Il était assez étrange qu’Anthony Chuzzlewit, si vieux lui-même, pût prendre quelque plaisir à voir son estimable fils exercer ces railleries aux dépens de la pauvre ombre qui siégeait à leur table. Cependant il s’en amusait, moins ostensiblement, il faut lui rendre cette justice, par égard pour leur ancien commis, mais il jouissait intérieurement de la fertilité d’esprit de Jonas. Par la même raison, les dures épigrammes que lui lançait son propre fils le remplissaient d’une joie secrète ; il s’en frottait les mains ; il en riait à la dérobée, comme s’il disait derrière sa manche : « C’est pourtant moi qui l’ai instruit, c’est moi qui l’ai formé, c’est à moi qu’il doit tout cela. Fin, rusé, avare, il ne gaspillera pas mon argent. C’est à cela que j’ai travaillé ; c’est là ce que j’ai toujours espéré : tel a été le but principal, l’ambition de ma vie. »

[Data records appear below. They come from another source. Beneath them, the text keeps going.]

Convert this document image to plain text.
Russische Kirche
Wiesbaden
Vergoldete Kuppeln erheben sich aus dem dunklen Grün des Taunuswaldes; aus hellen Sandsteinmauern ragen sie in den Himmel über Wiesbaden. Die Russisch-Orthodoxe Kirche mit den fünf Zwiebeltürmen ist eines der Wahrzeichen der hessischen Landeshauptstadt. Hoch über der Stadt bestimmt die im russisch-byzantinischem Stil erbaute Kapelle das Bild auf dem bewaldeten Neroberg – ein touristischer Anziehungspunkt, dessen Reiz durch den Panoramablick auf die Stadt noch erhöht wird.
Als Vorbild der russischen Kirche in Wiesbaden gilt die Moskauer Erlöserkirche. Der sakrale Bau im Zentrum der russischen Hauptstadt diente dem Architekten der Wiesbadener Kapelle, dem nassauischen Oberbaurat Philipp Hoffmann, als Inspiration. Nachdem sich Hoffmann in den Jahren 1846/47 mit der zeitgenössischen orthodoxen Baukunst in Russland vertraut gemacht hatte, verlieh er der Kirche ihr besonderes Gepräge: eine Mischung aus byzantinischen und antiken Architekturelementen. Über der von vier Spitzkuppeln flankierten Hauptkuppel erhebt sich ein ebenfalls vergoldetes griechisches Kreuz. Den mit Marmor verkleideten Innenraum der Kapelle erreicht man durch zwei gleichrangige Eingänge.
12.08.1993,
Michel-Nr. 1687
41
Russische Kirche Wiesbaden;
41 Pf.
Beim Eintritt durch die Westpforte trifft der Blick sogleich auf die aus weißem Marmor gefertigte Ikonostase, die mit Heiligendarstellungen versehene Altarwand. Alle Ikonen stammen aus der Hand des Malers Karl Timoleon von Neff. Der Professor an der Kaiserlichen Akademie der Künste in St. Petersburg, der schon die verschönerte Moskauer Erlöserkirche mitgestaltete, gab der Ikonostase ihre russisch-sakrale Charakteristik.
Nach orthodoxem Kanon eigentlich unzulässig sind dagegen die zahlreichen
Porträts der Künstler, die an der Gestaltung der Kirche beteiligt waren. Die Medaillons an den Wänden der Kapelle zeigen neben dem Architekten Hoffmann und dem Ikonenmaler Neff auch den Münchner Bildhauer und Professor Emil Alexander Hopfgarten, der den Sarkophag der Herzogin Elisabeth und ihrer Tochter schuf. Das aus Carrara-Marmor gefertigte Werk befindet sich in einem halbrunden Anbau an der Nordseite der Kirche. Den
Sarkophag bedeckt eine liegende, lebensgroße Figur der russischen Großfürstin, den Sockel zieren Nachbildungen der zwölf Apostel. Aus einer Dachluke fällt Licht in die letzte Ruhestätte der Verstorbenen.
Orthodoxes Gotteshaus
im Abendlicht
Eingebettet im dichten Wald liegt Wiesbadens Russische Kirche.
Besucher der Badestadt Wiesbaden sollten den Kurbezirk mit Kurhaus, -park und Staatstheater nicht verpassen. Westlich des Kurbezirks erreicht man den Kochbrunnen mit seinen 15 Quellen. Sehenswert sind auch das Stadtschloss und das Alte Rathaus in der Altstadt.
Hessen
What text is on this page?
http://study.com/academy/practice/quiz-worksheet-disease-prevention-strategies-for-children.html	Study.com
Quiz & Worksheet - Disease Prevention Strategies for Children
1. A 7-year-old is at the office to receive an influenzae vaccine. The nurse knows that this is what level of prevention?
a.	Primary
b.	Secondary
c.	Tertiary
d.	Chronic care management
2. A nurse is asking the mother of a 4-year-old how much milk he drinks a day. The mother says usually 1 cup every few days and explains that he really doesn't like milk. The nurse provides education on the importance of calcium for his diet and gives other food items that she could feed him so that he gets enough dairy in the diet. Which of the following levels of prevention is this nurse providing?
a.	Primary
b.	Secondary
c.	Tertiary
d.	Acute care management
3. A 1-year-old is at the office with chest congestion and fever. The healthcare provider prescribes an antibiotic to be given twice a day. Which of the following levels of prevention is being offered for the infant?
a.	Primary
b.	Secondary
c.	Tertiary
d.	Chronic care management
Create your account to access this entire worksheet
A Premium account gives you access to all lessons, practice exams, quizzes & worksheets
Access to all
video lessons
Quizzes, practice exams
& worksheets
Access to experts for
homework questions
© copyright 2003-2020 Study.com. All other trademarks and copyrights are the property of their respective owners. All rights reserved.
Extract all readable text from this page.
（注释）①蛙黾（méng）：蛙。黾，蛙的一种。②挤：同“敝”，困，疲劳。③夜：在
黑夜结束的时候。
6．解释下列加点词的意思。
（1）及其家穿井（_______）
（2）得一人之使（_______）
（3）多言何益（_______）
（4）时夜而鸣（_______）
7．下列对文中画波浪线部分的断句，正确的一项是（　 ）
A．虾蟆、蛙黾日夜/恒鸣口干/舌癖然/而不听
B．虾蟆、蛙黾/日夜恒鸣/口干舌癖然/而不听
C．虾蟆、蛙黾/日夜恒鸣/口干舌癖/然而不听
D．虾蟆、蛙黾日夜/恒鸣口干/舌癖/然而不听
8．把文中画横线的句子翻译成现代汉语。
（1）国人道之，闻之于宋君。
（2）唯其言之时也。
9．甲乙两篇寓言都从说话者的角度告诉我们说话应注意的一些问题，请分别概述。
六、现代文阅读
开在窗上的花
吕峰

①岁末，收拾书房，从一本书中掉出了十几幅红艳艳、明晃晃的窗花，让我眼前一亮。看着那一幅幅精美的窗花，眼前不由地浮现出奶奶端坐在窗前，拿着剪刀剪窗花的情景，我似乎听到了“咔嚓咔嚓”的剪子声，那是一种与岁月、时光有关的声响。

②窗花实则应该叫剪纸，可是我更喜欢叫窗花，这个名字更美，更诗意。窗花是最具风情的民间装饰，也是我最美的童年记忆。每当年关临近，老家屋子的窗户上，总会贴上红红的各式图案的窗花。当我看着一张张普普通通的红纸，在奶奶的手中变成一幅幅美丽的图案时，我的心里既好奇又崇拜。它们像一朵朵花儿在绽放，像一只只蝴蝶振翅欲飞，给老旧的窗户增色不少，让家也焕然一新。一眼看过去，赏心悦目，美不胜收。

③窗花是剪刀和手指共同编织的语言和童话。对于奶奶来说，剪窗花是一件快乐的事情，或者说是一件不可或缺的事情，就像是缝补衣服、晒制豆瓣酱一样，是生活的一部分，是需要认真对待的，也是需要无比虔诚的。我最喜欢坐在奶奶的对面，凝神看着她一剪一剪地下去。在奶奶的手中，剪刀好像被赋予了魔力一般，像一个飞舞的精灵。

Quel noble but, quelle noble fin à contempler, maintenant que l’œuvre était parfaite ! Il est des hommes qui se forgent des idoles à leur propre image et n’osent ensuite les adorer, lorsqu’ils les voient achevés, honteux de la difformité de leur œuvre, dans laquelle ils ne voient qu’une odieuse parodie de leur propre ressemblance. Anthony, au moins, valait mieux que ces hommes-là, au bout du compte.

Chuffey resta si longtemps à se consumer sur son assiette, que Jonas, perdant patience, la lui retira lui-même, invitant son père à signifier au vieillard qu’il ferait mieux « de s’en tenir à son pain. » Anthony exécuta cette commission.

« Oui, oui ! s’écria Chuffey, dont le visage s’éclaira, comme précédemment, quand la même voix lui eût adressé la parole ; très-bien, très-bien. C’est votre vrai fils, monsieur Chuzzlewit ! Que Dieu bénisse ce malin jeune homme ! Dieu le bénisse, Dieu le bénisse ! »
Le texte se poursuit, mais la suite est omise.